Azerbaijan ranks low among the Commonwealth of Independent States countries in terms of growth rate of Gross Domestic Product and there has been a decrease in GDP per capita since 2014 when GDP per capita was US $7,891 Last year this figure decreased to US $4,586 per capita.

2018 was the last year Azerbaijan led the economies of the South Caucasus. According to the economic growth rate presented in the January 8, 2019 Global Economic Perspectives of the World Bank, Azerbaijan will trail Georgia in GDP per capita this year and Armenia in 2021, making Azerbaijan the poorest country in the Caucasus in 2021, not only in terms of freedoms and democracy, but also economically.

On December 28, 2018, President Aliyev signed a Decree approving budget of the State Oil Fund of the Republic of Azerbaijan for 2019 including 15,450 billion manat (US $9,088 billion) in revenues.[4] Expenditures of the Fund were approved at 11,595,238.4 thousand AZN (US $6,820,726.30 thousand).

In reality, the numbers depend on the oil prices on the global market. Current projections only work if the price of the Azerbaijani oil per barrel is US $60, however, oil prices now are below that. According to the IMF, the average oil price this year will drop to US $55.[5]

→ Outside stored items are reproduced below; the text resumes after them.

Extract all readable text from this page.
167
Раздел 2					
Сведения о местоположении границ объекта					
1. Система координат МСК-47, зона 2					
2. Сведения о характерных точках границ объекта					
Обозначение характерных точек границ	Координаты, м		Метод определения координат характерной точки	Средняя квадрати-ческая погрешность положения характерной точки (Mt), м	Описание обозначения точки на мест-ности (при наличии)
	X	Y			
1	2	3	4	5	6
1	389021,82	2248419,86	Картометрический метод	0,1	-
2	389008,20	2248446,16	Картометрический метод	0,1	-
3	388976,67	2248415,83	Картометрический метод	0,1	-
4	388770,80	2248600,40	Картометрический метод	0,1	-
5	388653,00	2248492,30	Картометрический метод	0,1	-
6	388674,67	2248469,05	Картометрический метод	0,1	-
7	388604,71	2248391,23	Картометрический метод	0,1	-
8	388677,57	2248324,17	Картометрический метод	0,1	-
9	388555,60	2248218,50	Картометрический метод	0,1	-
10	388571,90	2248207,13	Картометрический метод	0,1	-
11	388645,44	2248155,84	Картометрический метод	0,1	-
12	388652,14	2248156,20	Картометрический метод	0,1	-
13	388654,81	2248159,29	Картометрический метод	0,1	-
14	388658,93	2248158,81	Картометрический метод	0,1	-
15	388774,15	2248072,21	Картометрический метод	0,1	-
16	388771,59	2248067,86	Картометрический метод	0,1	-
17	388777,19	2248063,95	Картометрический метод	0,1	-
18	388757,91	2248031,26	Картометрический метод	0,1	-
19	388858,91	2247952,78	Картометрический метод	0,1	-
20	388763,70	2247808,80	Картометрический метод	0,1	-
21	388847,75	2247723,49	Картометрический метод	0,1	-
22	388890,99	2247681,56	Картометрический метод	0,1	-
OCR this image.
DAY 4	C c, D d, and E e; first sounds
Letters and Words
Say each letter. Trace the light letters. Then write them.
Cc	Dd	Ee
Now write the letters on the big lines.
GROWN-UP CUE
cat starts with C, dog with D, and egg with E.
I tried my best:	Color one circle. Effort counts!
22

Despite this, even if the price is US $60, Azerbaijan will earn US $1 billion less than the previous year due to a decrease in extraction. Even if last year Azerbaijan maintained extraction rates equal to the previous year, this year the country will not be able to do so due to increasing costs of production. Thus, it is expected that, although the oil revenues will drop, the scope of corruption will increase and freedoms will be further restricted.

Therefore, as long as these problems persist, Azerbaijan will fail to realize the dreams its citizens have had since independence. There were times when everyone thought that if we control our own wealth our country would become Switzerland of the Caucasus. Despite 27 years since the restoration of our independence people in Azerbaijan still cannot control our oil wealth. A country with an excess of money is turning into a county of poor.